CVE-2021-27159

Vulnerability

The FiberHome HG6245D GPON FTTH router, up to firmware version RP2613, contains hardcoded credentials useradmin / 888888 for the ISP account in the web daemon (httpd). This issue was discovered and publicly disclosed by Pierrick Kim. The vulnerability is present in all tested firmware versions, including RP2602 and RP2613, and likely affects other FiberHome models such as the AN5506-04-FA [1].

Exploitation

An attacker with network access to the device's web interface (typically LAN, but also reachable over IPv6 from the WAN due to lack of IPv6 firewall) can authenticate using the hardcoded credentials useradmin / 888888 [1]. No prior authentication or user interaction is required.
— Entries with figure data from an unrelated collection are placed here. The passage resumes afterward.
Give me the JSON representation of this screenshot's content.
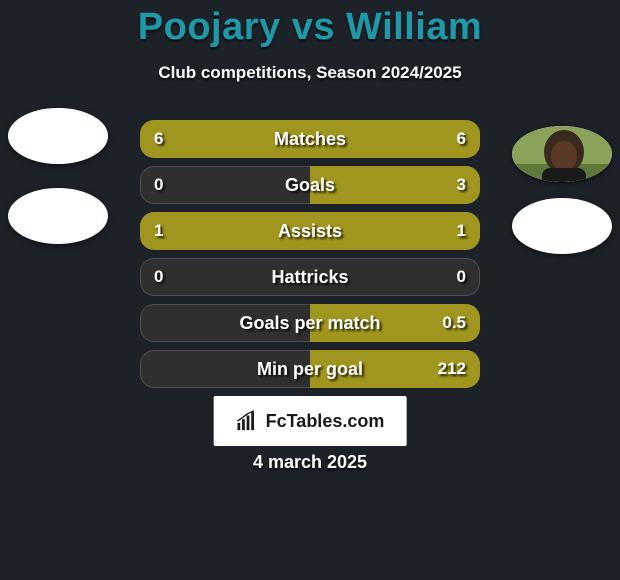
{
  "background_color": "#1c2228",
  "title": "Poojary vs William",
  "title_color": "#1f98a8",
  "subtitle": "Club competitions, Season 2024/2025",
  "brand_text": "FcTables.com",
  "date_text": "4 march 2025",
  "player_left_colors": {
    "fill_color": "#a0951e",
    "base_color": "#3a3f1a"
  },
  "player_right_colors": {
    "fill_color": "#3a3f1a",
    "base_color": "#a0951e"
  },
  "bar_track_bg": "#2f2f2f",
  "font_family": "Arial, Helvetica, sans-serif",
  "title_fontsize": 38,
  "subtitle_fontsize": 17,
  "bar_label_fontsize": 18,
  "bar_value_fontsize": 17,
  "bars": [
    {
      "label": "Matches",
      "left_val": "6",
      "right_val": "6",
      "left_pct": 50,
      "right_pct": 50
    },
    {
      "label": "Goals",
      "left_val": "0",
      "right_val": "3",
      "left_pct": 0,
      "right_pct": 50
    },
    {
      "label": "Assists",
      "left_val": "1",
      "right_val": "1",
      "left_pct": 50,
      "right_pct": 50
    },
    {
      "label": "Hattricks",
      "left_val": "0",
      "right_val": "0",
      "left_pct": 0,
      "right_pct": 0
    },
    {
      "label": "Goals per match",
      "left_val": "",
      "right_val": "0.5",
      "left_pct": 0,
      "right_pct": 50
    },
    {
      "label": "Min per goal",
      "left_val": "",
      "right_val": "212",
      "left_pct": 0,
      "right_pct": 50
    }
  ]
}
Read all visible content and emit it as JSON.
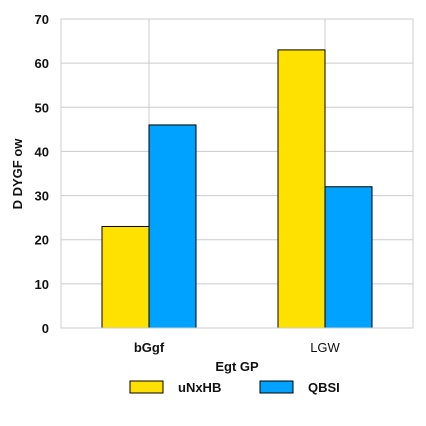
{
  "chart_data": {
    "type": "bar",
    "categories": [
      "bGgf",
      "LGW"
    ],
    "series": [
      {
        "name": "uNxHB",
        "values": [
          23,
          63
        ],
        "color": "#ffe100"
      },
      {
        "name": "QBSI",
        "values": [
          46,
          32
        ],
        "color": "#00a2ff"
      }
    ],
    "xlabel": "Egt GP",
    "ylabel": "D DYGF ow",
    "ylim": [
      0,
      70
    ],
    "yticks": [
      0,
      10,
      20,
      30,
      40,
      50,
      60,
      70
    ],
    "grid": true,
    "legend_position": "bottom"
  }
}
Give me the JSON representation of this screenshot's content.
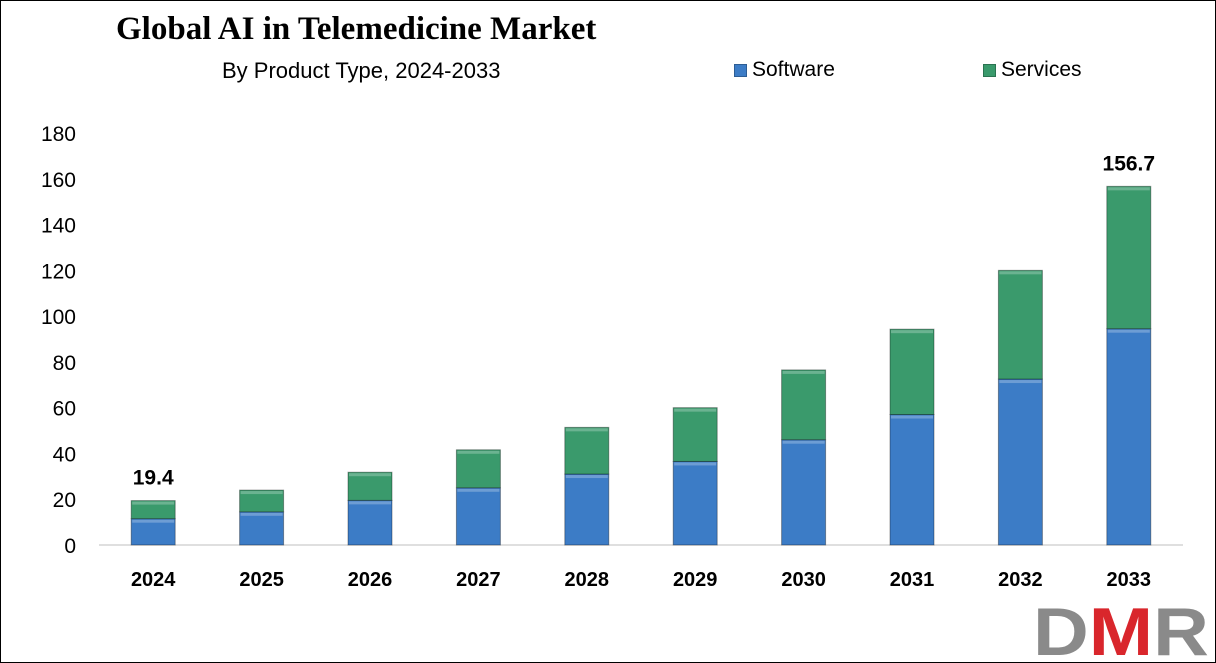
{
  "title": "Global AI in Telemedicine Market",
  "subtitle": "By Product Type, 2024-2033",
  "logo_text": "DMR",
  "colors": {
    "software": "#3c7cc6",
    "services": "#3a9a6c",
    "logo_gray": "#8a8a8a",
    "logo_red": "#d9262c"
  },
  "chart_data": {
    "type": "bar",
    "stacked": true,
    "title": "Global AI in Telemedicine Market",
    "subtitle": "By Product Type, 2024-2033",
    "categories": [
      "2024",
      "2025",
      "2026",
      "2027",
      "2028",
      "2029",
      "2030",
      "2031",
      "2032",
      "2033"
    ],
    "series": [
      {
        "name": "Software",
        "values": [
          11.5,
          14.5,
          19.5,
          25,
          31,
          36.5,
          46,
          57,
          72.5,
          94.5
        ]
      },
      {
        "name": "Services",
        "values": [
          7.9,
          9.5,
          12.3,
          16.6,
          20.4,
          23.5,
          30.5,
          37.3,
          47.5,
          62.2
        ]
      }
    ],
    "data_labels": [
      {
        "category": "2024",
        "text": "19.4"
      },
      {
        "category": "2033",
        "text": "156.7"
      }
    ],
    "xlabel": "",
    "ylabel": "",
    "ylim": [
      0,
      180
    ],
    "yticks": [
      0,
      20,
      40,
      60,
      80,
      100,
      120,
      140,
      160,
      180
    ],
    "grid": false,
    "legend_position": "top-right"
  }
}
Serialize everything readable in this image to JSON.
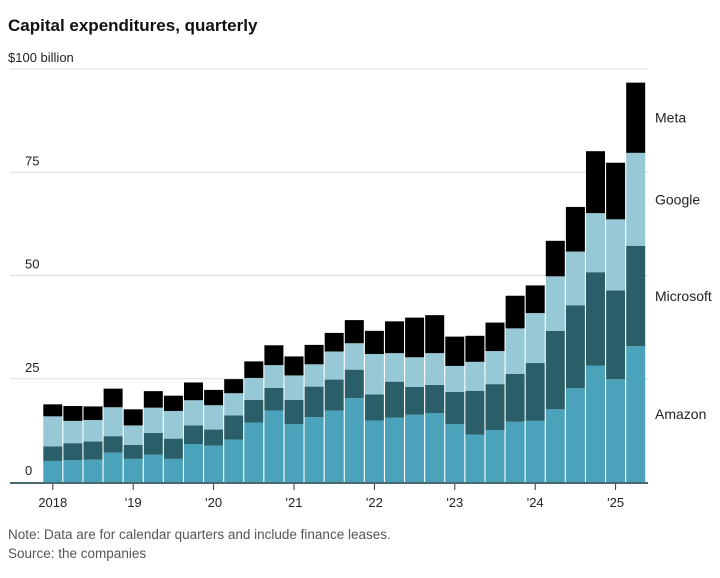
{
  "chart_data": {
    "type": "bar",
    "stacked": true,
    "title": "Capital expenditures, quarterly",
    "unit_label": "$100 billion",
    "ylim": [
      0,
      100
    ],
    "yticks": [
      0,
      25,
      50,
      75,
      100
    ],
    "ytick_labels": [
      "0",
      "25",
      "50",
      "75",
      "$100 billion"
    ],
    "grid": true,
    "legend_placement": "right, inline labels",
    "xtick_labels": [
      "2018",
      "'19",
      "'20",
      "'21",
      "'22",
      "'23",
      "'24",
      "'25"
    ],
    "categories": [
      "2018 Q1",
      "2018 Q2",
      "2018 Q3",
      "2018 Q4",
      "2019 Q1",
      "2019 Q2",
      "2019 Q3",
      "2019 Q4",
      "2020 Q1",
      "2020 Q2",
      "2020 Q3",
      "2020 Q4",
      "2021 Q1",
      "2021 Q2",
      "2021 Q3",
      "2021 Q4",
      "2022 Q1",
      "2022 Q2",
      "2022 Q3",
      "2022 Q4",
      "2023 Q1",
      "2023 Q2",
      "2023 Q3",
      "2023 Q4",
      "2024 Q1",
      "2024 Q2",
      "2024 Q3",
      "2024 Q4",
      "2025 Q1",
      "2025 Q2"
    ],
    "series": [
      {
        "name": "Amazon",
        "color": "#4aa3ba",
        "values": [
          5.1,
          5.3,
          5.4,
          7.1,
          5.6,
          6.6,
          5.6,
          9.2,
          8.8,
          10.3,
          14.4,
          17.3,
          14.0,
          15.7,
          17.3,
          20.3,
          14.9,
          15.6,
          16.3,
          16.7,
          14.0,
          11.5,
          12.6,
          14.6,
          14.8,
          17.6,
          22.7,
          28.2,
          24.9,
          32.9
        ]
      },
      {
        "name": "Microsoft",
        "color": "#2a5f69",
        "values": [
          3.5,
          4.1,
          4.4,
          4.0,
          3.4,
          5.3,
          4.9,
          4.5,
          3.9,
          5.8,
          5.5,
          5.5,
          5.9,
          7.4,
          7.5,
          6.9,
          6.3,
          8.7,
          6.7,
          6.8,
          7.8,
          10.6,
          11.1,
          11.6,
          14.0,
          19.0,
          20.1,
          22.6,
          21.5,
          24.3
        ]
      },
      {
        "name": "Google",
        "color": "#97c8d6",
        "values": [
          7.3,
          5.4,
          5.2,
          7.0,
          4.7,
          6.1,
          6.7,
          6.1,
          5.9,
          5.4,
          5.3,
          5.5,
          5.9,
          5.4,
          6.8,
          6.4,
          9.8,
          6.9,
          7.2,
          7.7,
          6.3,
          7.0,
          8.0,
          11.0,
          12.1,
          13.2,
          13.0,
          14.3,
          17.2,
          22.5
        ]
      },
      {
        "name": "Meta",
        "color": "#000000",
        "values": [
          2.9,
          3.6,
          3.3,
          4.5,
          3.9,
          4.0,
          3.7,
          4.3,
          3.7,
          3.4,
          4.0,
          4.8,
          4.6,
          4.7,
          4.5,
          5.6,
          5.6,
          7.7,
          9.6,
          9.2,
          7.1,
          6.3,
          6.9,
          7.9,
          6.7,
          8.6,
          10.8,
          15.0,
          13.7,
          17.0
        ]
      }
    ],
    "note": "Note: Data are for calendar quarters and include finance leases.",
    "source": "Source: the companies"
  }
}
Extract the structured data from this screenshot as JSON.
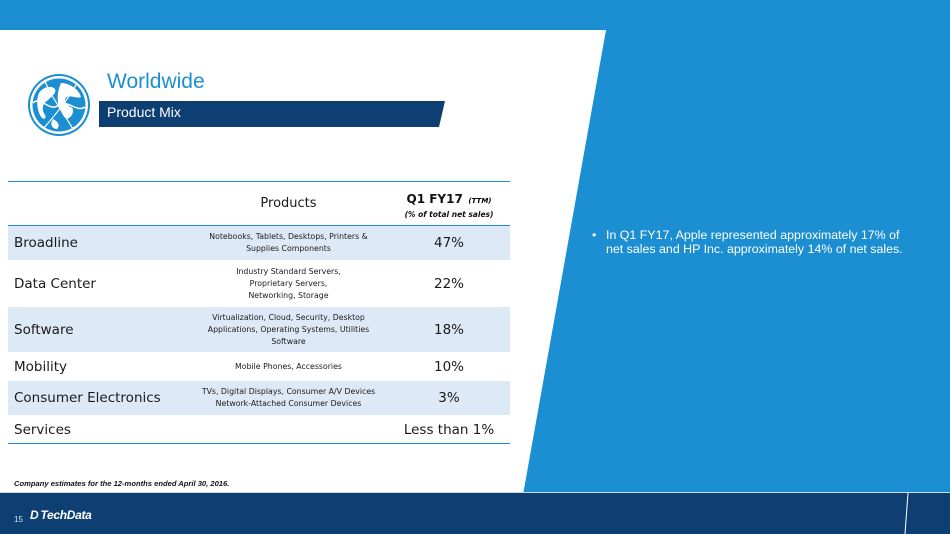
{
  "header": {
    "title": "Worldwide",
    "subtitle": "Product Mix"
  },
  "table": {
    "col_products": "Products",
    "col_q_main": "Q1 FY17",
    "col_q_ttm": "(TTM)",
    "col_q_sub": "(% of total net sales)",
    "rows": [
      {
        "segment": "Broadline",
        "products_lines": [
          "Notebooks, Tablets, Desktops, Printers &",
          "Supplies Components"
        ],
        "pct": "47%"
      },
      {
        "segment": "Data Center",
        "products_lines": [
          "Industry Standard Servers,",
          "Proprietary Servers,",
          "Networking, Storage"
        ],
        "pct": "22%"
      },
      {
        "segment": "Software",
        "products_lines": [
          "Virtualization, Cloud,  Security, Desktop",
          "Applications,  Operating Systems, Utilities",
          "Software"
        ],
        "pct": "18%"
      },
      {
        "segment": "Mobility",
        "products_lines": [
          "Mobile Phones, Accessories"
        ],
        "pct": "10%"
      },
      {
        "segment": "Consumer Electronics",
        "products_lines": [
          "TVs, Digital Displays, Consumer A/V Devices",
          "Network-Attached Consumer Devices"
        ],
        "pct": "3%"
      },
      {
        "segment": "Services",
        "products_lines": [
          ""
        ],
        "pct": "Less than 1%"
      }
    ]
  },
  "note": "Company estimates for the 12-months ended  April  30, 2016.",
  "bullet": {
    "marker": "•",
    "text": "In Q1 FY17, Apple represented approximately 17% of net sales and HP Inc. approximately 14% of net sales."
  },
  "footer": {
    "page_number": "15",
    "logo_text": "TechData",
    "logo_mark": "D"
  },
  "colors": {
    "accent_blue": "#1b8fd1",
    "navy": "#0d3f73",
    "row_shade": "#dde9f7"
  },
  "icons": {
    "globe": "globe-icon",
    "logo": "techdata-logo"
  }
}
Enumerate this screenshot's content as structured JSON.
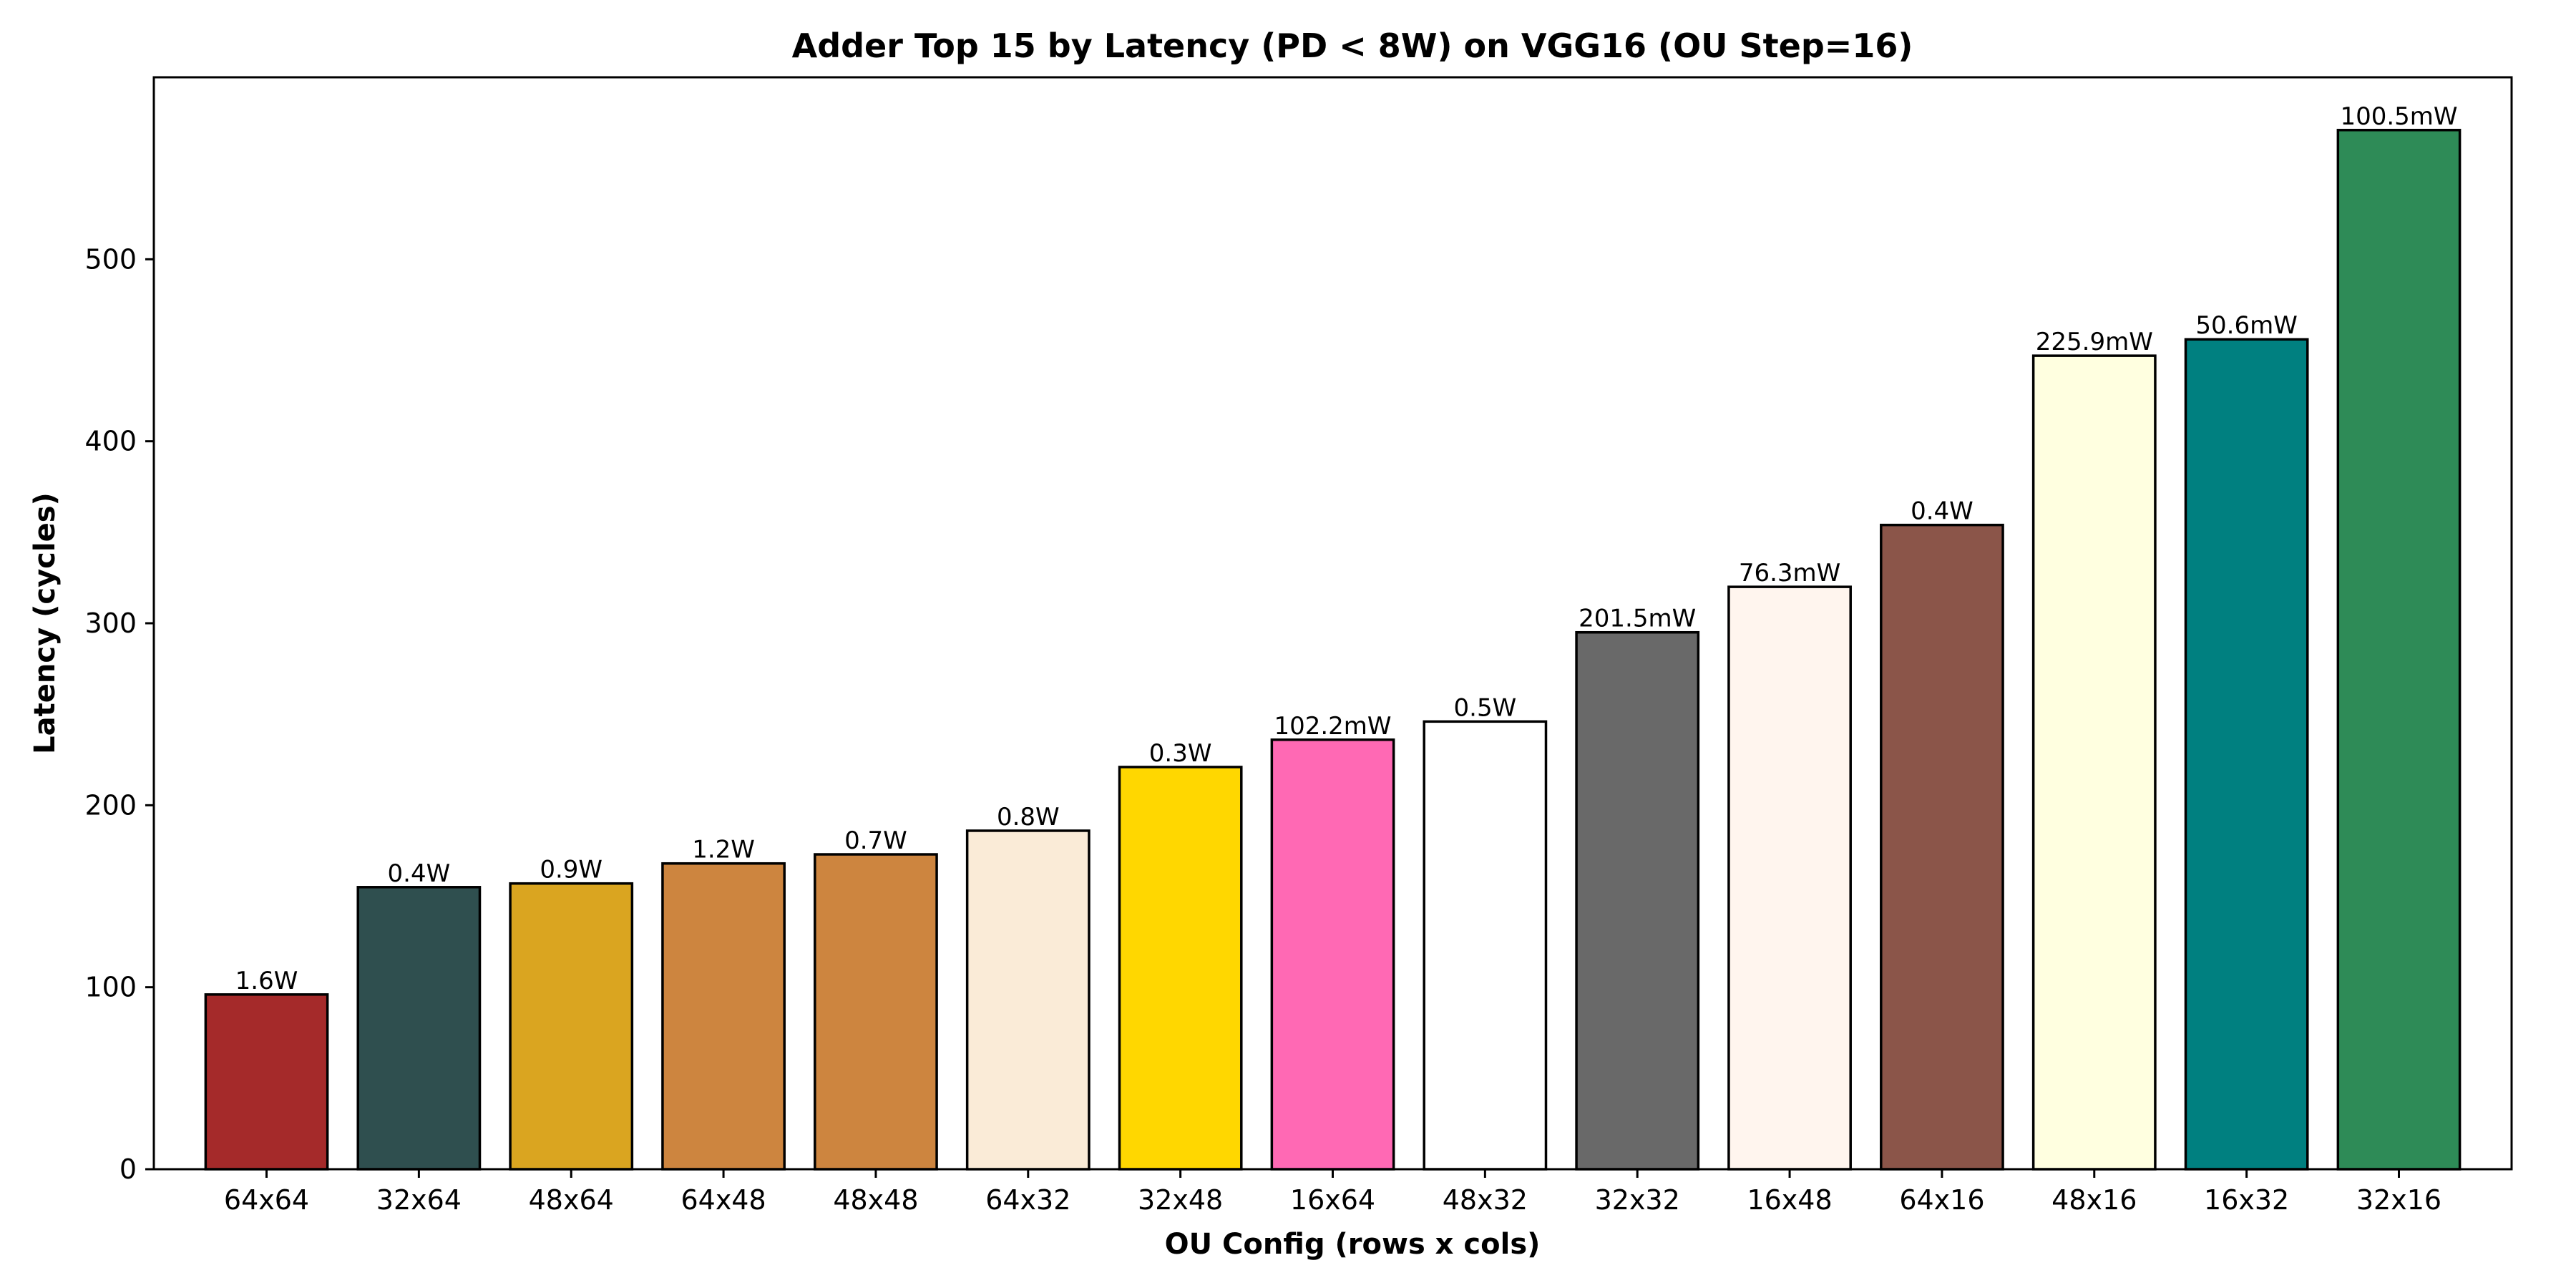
{
  "chart_data": {
    "type": "bar",
    "title": "Adder Top 15 by Latency (PD < 8W) on VGG16 (OU Step=16)",
    "xlabel": "OU Config (rows x cols)",
    "ylabel": "Latency (cycles)",
    "ylim": [
      0,
      600
    ],
    "yticks": [
      0,
      100,
      200,
      300,
      400,
      500
    ],
    "grid": false,
    "categories": [
      "64x64",
      "32x64",
      "48x64",
      "64x48",
      "48x48",
      "64x32",
      "32x48",
      "16x64",
      "48x32",
      "32x32",
      "16x48",
      "64x16",
      "48x16",
      "16x32",
      "32x16"
    ],
    "values": [
      96,
      155,
      157,
      168,
      173,
      186,
      221,
      236,
      246,
      295,
      320,
      354,
      447,
      456,
      571
    ],
    "data_labels": [
      "1.6W",
      "0.4W",
      "0.9W",
      "1.2W",
      "0.7W",
      "0.8W",
      "0.3W",
      "102.2mW",
      "0.5W",
      "201.5mW",
      "76.3mW",
      "0.4W",
      "225.9mW",
      "50.6mW",
      "100.5mW"
    ],
    "colors": [
      "#a52a2a",
      "#2f4f4f",
      "#daa520",
      "#cd853f",
      "#cd853f",
      "#faebd7",
      "#ffd700",
      "#ff69b4",
      "#ffffff",
      "#696969",
      "#fff5ee",
      "#8b5549",
      "#ffffe0",
      "#008080",
      "#2e8b57"
    ]
  }
}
The attacker can then enable a telnet service and use additional backdoor credentials to gain a root shell [1].

Impact

Successful exploitation allows an attacker to gain administrative access to the router, enabling full control over the device. This can lead to complete compromise of the device's configuration, interception or modification of traffic, and potential lateral movement within the network. The impact is considered high as it exposes the ISP-level credentials and allows privilege escalation to root [1].

Mitigation

As of the publication date (2021-02-10), no official fix or firmware update has been released by FiberHome. The latest firmware version RP2613 remains vulnerable [1]. Users are advised to restrict network access to the device's management interface, firewall IPv6 traffic, and monitor for any vendor updates. The device is not listed on the CISA Known Exploited Vulnerabilities (KEV) catalog as of this writing.